Chuck D agreed, saying unity can only be had when police and local governments respect citizens as much as they expect those citizens to respect authority.

“You see flags at half-mast after what happened in Dallas, but it would be wise for communities to have their flags at half-mast when one of their civilians go down from brutality,” he said. “That would show that, ‘You know what, you actually feel like how we feel.' ... Flags are still half-mast in the city of Cleveland for the shooting of officers in Dallas. Are they like that for Tamir Rice, too?”

What is the Cypress Hill song that serves as a backdrop to the shooting of Rice and other people of color?

“'Pigs,'” B-Real said, without skipping a beat. “You know, a lot of brutality is happening right now. Not all cops are bad, obviously, but people are looking at them right now like this brutality’s got to stop.”

Cypress Hill’s “Rise Up,” from the group's 2010 studio album of the same name, speaks to a lot of the things that started what’s happening now politically, the rapper said.
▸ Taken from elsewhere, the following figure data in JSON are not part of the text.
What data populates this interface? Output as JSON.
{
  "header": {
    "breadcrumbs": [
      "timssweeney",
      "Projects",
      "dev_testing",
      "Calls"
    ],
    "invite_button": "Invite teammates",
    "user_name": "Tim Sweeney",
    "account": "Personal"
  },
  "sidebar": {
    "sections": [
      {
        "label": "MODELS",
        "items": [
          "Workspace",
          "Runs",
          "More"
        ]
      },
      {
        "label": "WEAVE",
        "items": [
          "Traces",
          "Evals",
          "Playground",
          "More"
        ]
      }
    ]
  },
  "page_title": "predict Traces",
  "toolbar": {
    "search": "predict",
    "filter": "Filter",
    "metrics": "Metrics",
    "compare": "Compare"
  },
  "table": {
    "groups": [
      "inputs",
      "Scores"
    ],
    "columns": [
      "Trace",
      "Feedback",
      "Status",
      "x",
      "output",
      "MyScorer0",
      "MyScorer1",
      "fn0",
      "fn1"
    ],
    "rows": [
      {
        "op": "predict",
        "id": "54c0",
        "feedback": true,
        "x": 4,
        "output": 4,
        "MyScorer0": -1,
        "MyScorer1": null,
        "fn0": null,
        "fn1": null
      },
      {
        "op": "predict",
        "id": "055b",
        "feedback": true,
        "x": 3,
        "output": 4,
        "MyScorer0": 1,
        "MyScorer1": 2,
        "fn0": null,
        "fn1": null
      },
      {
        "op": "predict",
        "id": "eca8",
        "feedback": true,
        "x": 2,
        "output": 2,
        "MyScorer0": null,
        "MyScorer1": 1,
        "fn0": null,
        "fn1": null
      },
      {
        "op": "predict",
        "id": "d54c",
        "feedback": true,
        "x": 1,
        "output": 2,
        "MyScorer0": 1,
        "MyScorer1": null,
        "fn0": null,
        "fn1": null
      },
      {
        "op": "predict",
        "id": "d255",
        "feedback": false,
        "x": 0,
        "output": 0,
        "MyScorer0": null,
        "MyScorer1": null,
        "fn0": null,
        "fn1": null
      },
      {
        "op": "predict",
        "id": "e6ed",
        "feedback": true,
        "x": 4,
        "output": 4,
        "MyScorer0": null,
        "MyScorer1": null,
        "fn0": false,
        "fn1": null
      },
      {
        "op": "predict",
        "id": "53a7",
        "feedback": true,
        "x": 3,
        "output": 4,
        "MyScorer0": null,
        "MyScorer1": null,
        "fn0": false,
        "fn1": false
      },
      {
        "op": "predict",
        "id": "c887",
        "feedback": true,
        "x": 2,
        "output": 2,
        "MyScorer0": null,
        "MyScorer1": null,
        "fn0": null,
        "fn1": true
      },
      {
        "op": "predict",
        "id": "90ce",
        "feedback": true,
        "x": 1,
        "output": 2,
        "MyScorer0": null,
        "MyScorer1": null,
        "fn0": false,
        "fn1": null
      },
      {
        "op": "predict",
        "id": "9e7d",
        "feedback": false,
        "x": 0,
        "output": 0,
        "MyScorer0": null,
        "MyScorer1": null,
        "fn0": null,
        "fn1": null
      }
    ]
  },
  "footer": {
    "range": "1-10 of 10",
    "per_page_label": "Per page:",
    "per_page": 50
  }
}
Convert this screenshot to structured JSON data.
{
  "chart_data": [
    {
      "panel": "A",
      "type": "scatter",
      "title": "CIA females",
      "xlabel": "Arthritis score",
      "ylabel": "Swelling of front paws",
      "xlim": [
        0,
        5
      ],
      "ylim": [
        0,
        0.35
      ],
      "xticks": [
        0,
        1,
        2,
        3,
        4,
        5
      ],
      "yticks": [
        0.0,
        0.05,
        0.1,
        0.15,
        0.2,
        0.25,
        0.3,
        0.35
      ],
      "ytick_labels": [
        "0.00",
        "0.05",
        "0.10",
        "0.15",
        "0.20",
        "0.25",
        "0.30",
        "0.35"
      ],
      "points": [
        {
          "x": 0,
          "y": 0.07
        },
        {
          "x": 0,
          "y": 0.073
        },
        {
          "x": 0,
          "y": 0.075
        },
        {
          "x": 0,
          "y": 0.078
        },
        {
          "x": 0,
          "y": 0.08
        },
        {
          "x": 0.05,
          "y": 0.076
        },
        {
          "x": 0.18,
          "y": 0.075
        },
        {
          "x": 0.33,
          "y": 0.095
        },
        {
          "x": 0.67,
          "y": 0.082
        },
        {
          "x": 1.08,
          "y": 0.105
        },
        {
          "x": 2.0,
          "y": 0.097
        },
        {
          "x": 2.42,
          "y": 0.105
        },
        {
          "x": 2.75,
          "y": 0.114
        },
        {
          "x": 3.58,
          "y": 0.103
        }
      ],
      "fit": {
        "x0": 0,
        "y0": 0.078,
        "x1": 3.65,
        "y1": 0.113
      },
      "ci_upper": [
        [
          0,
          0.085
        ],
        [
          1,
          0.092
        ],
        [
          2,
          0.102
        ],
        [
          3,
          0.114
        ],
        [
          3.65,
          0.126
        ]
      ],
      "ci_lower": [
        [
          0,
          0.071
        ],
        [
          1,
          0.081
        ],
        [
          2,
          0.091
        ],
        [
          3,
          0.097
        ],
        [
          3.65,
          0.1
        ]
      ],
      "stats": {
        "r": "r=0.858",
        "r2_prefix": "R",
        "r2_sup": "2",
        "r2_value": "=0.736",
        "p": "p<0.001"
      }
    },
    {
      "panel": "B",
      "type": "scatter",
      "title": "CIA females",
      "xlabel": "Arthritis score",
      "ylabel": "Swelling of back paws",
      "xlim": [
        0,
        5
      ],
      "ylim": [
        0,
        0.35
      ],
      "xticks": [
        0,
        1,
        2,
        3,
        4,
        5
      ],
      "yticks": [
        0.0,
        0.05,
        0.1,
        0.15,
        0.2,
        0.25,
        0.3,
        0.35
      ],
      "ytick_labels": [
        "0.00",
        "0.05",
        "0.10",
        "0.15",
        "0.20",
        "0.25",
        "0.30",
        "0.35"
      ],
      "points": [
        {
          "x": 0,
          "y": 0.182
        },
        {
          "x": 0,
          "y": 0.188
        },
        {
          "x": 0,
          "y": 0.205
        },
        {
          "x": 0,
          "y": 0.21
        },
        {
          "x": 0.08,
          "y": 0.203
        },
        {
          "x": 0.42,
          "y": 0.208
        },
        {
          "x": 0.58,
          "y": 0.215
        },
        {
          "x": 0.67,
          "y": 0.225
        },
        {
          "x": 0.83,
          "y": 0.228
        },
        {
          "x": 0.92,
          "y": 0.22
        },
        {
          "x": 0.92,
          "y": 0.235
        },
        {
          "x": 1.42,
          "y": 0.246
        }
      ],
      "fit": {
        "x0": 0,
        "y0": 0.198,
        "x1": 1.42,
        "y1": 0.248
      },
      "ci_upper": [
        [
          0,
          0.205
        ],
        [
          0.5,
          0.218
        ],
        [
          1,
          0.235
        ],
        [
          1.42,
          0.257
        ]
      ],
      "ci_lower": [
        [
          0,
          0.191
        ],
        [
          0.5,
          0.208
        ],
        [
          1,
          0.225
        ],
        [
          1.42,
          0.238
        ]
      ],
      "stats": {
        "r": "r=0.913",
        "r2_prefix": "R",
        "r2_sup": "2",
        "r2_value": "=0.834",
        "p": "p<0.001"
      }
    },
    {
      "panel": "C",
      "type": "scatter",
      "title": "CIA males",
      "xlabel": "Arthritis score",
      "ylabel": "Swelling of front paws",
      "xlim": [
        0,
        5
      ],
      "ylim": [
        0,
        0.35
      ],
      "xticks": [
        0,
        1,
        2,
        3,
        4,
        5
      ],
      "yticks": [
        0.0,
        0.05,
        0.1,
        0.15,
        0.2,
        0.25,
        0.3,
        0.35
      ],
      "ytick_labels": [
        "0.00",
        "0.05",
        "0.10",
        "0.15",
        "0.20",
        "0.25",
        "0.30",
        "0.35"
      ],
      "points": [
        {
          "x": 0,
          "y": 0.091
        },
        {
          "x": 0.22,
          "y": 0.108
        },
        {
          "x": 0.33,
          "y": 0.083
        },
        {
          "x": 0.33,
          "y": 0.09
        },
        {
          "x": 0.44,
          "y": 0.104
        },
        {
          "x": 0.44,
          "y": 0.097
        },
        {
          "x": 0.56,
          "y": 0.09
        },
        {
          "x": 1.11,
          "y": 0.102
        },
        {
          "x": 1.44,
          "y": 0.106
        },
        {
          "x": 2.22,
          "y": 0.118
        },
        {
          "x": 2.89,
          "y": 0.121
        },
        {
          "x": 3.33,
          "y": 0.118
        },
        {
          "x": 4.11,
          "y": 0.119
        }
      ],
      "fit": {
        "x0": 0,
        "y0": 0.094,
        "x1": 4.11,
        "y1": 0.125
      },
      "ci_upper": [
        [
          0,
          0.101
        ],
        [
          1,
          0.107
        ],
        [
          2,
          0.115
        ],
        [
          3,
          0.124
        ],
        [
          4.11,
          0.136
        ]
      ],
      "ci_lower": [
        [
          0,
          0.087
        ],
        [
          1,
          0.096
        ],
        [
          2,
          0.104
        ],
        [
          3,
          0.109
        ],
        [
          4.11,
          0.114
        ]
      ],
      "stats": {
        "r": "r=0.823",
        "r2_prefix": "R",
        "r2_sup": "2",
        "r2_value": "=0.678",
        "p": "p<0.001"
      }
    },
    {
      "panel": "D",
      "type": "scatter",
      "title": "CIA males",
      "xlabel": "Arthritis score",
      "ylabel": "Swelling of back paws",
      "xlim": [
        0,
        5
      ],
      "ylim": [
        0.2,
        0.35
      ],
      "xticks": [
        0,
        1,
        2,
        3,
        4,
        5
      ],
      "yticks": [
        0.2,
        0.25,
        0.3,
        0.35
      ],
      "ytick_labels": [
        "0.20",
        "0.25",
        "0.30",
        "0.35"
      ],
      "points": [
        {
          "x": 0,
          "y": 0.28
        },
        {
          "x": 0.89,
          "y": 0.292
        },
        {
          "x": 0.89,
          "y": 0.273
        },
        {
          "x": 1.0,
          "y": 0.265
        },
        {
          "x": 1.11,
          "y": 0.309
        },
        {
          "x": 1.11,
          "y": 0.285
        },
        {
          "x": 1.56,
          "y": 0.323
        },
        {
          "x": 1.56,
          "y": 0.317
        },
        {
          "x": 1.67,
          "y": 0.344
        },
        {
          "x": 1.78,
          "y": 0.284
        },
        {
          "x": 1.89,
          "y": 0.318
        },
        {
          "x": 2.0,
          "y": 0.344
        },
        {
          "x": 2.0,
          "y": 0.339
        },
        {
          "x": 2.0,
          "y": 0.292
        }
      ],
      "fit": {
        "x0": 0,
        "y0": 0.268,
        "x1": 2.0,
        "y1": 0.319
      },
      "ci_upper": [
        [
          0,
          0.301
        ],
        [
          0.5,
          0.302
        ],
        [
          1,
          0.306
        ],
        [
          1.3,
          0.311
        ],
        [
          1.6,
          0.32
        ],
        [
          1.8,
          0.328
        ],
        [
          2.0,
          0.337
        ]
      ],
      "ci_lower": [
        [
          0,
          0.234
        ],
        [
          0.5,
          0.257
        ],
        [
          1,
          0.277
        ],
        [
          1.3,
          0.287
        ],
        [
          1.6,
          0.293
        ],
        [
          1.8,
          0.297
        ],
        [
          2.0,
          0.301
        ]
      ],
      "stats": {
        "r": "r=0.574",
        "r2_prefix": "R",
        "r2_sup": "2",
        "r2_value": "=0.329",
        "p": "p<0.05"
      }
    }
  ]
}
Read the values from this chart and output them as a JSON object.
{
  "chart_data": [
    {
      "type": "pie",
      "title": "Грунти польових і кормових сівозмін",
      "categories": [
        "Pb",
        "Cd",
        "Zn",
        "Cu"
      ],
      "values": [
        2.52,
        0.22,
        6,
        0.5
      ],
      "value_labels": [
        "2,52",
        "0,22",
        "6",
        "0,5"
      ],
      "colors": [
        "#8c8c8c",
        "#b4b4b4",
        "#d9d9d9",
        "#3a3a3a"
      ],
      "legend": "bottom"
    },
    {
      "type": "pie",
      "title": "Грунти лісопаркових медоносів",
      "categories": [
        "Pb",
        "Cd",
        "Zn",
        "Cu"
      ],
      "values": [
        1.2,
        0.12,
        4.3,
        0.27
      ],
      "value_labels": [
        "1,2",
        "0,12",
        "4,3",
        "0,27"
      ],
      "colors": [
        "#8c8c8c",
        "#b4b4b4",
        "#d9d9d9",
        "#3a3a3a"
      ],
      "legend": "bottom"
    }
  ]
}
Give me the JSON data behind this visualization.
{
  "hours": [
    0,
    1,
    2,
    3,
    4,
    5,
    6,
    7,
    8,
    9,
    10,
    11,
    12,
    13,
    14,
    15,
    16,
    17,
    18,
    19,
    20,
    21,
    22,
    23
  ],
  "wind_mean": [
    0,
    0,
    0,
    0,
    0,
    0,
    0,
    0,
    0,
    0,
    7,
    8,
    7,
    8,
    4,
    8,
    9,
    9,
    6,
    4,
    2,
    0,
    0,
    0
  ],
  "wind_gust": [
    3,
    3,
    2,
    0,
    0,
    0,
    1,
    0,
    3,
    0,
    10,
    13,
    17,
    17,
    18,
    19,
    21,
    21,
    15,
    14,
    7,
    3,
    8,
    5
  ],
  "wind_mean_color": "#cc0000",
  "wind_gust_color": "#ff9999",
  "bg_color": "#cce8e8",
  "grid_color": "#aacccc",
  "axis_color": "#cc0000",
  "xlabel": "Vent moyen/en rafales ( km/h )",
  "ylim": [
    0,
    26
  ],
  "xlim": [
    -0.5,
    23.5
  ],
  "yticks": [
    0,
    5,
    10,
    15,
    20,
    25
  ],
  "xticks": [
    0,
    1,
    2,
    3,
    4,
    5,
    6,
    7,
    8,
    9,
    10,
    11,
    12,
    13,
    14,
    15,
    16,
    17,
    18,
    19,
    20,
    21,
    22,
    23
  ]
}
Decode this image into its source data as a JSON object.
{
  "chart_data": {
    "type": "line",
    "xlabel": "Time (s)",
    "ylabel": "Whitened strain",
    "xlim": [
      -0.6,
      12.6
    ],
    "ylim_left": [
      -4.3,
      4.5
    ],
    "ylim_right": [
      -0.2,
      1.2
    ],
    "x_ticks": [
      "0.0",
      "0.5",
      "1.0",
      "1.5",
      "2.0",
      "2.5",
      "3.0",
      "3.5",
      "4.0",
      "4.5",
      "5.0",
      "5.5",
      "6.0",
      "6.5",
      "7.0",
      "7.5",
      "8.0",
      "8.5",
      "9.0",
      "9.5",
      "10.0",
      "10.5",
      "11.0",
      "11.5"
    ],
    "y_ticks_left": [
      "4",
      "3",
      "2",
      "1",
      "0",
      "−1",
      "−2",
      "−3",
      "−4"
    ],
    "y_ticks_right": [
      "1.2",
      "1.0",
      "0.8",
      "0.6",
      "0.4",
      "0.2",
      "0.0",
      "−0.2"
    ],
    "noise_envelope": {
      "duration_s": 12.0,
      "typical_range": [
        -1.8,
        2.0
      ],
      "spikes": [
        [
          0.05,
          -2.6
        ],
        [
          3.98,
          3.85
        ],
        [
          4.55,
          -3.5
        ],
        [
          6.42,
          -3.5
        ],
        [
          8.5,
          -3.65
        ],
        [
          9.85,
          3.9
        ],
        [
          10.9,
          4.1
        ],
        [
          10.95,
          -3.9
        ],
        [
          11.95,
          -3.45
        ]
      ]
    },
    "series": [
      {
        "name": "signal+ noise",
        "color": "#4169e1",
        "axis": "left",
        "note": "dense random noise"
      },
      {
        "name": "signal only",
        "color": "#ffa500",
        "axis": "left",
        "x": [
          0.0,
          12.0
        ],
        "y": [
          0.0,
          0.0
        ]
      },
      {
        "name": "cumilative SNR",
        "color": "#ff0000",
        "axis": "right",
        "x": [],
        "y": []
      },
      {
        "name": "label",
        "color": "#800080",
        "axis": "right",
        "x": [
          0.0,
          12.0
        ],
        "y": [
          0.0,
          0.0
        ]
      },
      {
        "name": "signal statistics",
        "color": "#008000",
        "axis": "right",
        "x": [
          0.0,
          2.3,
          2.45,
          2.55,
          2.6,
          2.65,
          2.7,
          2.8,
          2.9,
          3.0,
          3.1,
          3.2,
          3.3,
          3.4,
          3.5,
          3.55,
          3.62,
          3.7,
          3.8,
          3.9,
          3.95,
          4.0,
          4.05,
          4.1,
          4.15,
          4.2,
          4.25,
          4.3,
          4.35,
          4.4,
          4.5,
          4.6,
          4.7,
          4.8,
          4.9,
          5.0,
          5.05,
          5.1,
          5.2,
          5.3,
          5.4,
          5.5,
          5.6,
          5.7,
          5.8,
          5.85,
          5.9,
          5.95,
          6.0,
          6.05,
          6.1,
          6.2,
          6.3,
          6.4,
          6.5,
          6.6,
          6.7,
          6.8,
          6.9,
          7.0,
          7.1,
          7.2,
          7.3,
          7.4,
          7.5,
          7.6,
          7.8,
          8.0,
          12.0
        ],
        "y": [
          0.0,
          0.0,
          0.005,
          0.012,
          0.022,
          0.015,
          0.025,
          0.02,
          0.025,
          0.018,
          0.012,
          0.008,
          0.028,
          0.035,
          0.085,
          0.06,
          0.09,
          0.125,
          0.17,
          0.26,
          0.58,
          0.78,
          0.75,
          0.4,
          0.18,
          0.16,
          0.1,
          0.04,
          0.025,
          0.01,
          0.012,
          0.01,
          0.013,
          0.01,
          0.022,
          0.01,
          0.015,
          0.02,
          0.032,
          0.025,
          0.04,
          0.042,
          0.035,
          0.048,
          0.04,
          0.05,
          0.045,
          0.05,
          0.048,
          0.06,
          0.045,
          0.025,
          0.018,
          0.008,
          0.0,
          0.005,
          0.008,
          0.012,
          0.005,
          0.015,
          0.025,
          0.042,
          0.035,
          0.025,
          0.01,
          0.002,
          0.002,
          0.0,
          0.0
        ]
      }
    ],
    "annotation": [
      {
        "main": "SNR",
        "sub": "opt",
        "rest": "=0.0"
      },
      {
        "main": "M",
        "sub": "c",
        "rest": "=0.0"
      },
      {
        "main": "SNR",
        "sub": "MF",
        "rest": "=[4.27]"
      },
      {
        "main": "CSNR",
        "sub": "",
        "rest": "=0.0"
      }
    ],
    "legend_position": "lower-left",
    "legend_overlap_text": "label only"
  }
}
Morello was featured in and helped produce the song.

Since "Rise Up" was released, not much has changed, said Wilk.

“We really are living in a system that is basically run by the status quo, by a few large businesses. It is a system that is broken and doesn’t work for the majority of the country, and there needs to be another option for people, rather than this Democratic or Republican system,” Wilk said. “It just doesn’t work anymore.”